I followed him into an empty conference room and we took seats across from each other. I laid my file down the table in front of me and silently ordered myself to focus. He sat back in his chair and studied me for a moment. The tension in the room was thick.
“So, you want me to make you an offer, huh,” he said finally.
“Only if it’s a good one. She’s an elderly woman and a sympathetic defendant.”
“Not too elderly to lie in wait in the bushes.”
“Don’t you mean the shrubbery?” I asked and his eyes narrowed.
“You do realize that you lost your Motion, right?”
“I can always appeal,” I said calmly.
“Well, then I feel it’s my duty to the federal court system to resolve this,” he said and turned to look out the window. “Besides, you fought hard; I guess you earned it.”
“Thanks. You’re not so bad yourself. Keep working on it and you might have a future at this,” I replied and he turned back to me with look in his eyes that said he wasn’t sure whether he was annoyed, amused or turned on. It might have been all three.

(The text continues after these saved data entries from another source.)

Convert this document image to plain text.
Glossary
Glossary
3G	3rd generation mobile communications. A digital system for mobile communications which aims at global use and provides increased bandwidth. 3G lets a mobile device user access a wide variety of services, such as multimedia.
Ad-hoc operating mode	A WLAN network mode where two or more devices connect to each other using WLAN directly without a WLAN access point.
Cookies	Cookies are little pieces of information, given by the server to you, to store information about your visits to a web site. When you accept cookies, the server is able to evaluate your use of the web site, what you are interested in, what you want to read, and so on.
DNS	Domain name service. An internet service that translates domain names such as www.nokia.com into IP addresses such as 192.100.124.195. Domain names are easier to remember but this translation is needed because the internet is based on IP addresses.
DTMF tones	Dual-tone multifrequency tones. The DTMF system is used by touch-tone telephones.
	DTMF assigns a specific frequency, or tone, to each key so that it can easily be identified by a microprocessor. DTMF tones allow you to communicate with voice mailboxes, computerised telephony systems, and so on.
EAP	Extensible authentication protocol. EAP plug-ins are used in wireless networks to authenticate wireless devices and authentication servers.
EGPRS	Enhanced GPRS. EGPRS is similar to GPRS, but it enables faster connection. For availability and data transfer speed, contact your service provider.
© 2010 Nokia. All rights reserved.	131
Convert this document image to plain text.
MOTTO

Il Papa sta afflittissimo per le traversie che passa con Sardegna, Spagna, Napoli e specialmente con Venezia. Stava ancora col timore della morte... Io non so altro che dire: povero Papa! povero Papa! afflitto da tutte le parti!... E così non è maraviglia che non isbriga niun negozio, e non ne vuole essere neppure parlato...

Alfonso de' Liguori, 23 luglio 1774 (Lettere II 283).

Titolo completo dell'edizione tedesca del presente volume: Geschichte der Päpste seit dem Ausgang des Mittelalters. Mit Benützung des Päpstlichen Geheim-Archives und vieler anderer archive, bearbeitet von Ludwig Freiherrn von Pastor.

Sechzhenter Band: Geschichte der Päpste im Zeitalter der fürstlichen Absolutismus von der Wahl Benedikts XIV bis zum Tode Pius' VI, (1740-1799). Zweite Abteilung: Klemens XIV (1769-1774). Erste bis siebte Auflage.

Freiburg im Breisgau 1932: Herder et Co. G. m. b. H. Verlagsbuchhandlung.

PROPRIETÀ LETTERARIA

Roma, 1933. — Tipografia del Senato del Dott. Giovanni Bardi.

“Just out of curiosity, are there more of you Roths out there or is it just you two?”
“We have two older sisters, but they aren’t attorneys.”
“What a shame.”
“And there’s my sister-in-law of course. I believe you know her intimately.”
“Briefly. Like six years ago,” he said. “I have no lingering desire for your brother’s wife, I assure you.”
“Duly noted. Getting back to Agnes …”
“Okay, you want a deal, I’ll give you a deal. If you can convince Ms. Fishbein to give up her life of crime, I’ll withdraw the charge.”
“You’ll actually withdraw it all-together?”
“That’s what I said, isn’t it?”
“Okay, I’ll agree.”
“That’s very generous of you.”
“I figure I’ll go easy on you. This time.”